I’m not sure that Suzuki would appreciate me lifing these concepts out of context and dropping them into a discussion of trial law and preserving an appellate record. But they work, and I think that Mr. Kennerly is getting at it. So, now to the mutual exclusivity piece.

  • Yes, it is important to find your narrative or your story. That story should be the glue that holds it all together for you. And it is the glue that holds an appeal together as well. If you are the appellant and you only talk nuts and bolts, you will lose most of the time. The nuts and bolts are how you win. But the narrative gives the court (for the trial lawyer, the jury) a reason to want for you to win. But the narrative is not the banner you carry with you as you march over decorum or the rules of evidence. The narrative is what drives those in power to help you win. You take the narrative with you into the time you spend struggling with the evidence code. After all, suppose your opponent finds her narrative. Should your opponent’s grasp of narrative allow her to introduce your client’s character, comment on his failure to testify, or wave around evidence that probably can’t be admitted to inflame the jury?
  • Thinking outside the box means approaching the law with a sense of creativity, even playfulness, and finding new angles, challenges not dealt with before now in precedent, and a view of the statute and cases with a new set of glasses. With your beginner’s mind, you can ask the judge for rulings based upon your fresh approach. If you win, all the better. If you lose, then the appellate lawyer will have something to try in the appellate court. But outside the box should not mean acting less than an officer of the court (not saying that Mr. Kennerly claims that you should, but others might read his writing on this point and reach this conclusion on their own).

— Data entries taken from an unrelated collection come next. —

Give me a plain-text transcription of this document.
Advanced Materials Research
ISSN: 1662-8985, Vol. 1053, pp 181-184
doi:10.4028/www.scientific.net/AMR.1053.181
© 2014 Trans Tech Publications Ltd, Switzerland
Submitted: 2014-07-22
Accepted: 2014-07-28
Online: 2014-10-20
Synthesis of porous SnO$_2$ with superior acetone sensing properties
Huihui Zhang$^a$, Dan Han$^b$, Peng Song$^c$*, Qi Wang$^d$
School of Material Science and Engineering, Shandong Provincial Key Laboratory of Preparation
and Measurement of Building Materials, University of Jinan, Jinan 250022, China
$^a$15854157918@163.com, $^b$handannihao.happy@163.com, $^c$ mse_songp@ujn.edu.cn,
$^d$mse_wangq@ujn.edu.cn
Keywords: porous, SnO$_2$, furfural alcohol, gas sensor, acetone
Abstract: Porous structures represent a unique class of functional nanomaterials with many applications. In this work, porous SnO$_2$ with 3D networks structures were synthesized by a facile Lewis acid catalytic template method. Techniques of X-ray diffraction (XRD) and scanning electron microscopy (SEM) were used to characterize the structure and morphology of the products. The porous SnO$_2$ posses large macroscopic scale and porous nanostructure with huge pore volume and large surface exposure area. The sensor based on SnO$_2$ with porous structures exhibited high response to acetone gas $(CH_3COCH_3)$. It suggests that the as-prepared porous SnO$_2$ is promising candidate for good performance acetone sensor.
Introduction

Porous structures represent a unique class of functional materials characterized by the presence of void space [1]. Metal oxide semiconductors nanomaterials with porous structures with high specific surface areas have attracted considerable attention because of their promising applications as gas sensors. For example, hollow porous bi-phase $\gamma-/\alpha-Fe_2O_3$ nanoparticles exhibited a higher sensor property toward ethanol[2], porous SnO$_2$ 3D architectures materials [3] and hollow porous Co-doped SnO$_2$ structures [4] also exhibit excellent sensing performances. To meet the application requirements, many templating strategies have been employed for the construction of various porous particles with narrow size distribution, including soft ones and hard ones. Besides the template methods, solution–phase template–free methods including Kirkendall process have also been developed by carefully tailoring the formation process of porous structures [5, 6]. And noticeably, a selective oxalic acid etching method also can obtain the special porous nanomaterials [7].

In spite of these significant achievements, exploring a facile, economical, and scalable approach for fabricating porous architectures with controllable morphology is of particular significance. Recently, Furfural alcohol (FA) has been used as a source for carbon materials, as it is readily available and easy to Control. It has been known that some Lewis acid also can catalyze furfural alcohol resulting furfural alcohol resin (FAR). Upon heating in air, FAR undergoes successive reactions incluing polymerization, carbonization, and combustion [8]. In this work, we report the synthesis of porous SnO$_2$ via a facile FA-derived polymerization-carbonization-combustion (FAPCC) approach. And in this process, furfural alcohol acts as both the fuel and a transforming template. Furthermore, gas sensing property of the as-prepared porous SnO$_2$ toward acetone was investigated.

Now, getting back to Jimmy Stewart’s character. He’s not exactly a guy in love with the law. There is a real cynicism in him as portrayed in the movie. He’s not exactly finding the narrative and using it to breath life into the trial. Remember the famous scene where he tells his client all the possible defenses before he gets his story so that client will shape the facts accordingly. The character is actually everything that Mr. Kennerly fears lawyers might become with age.

A beginner’s approach is in order. It will make it fun for you, and it will make for a better appeal — if you ever need it.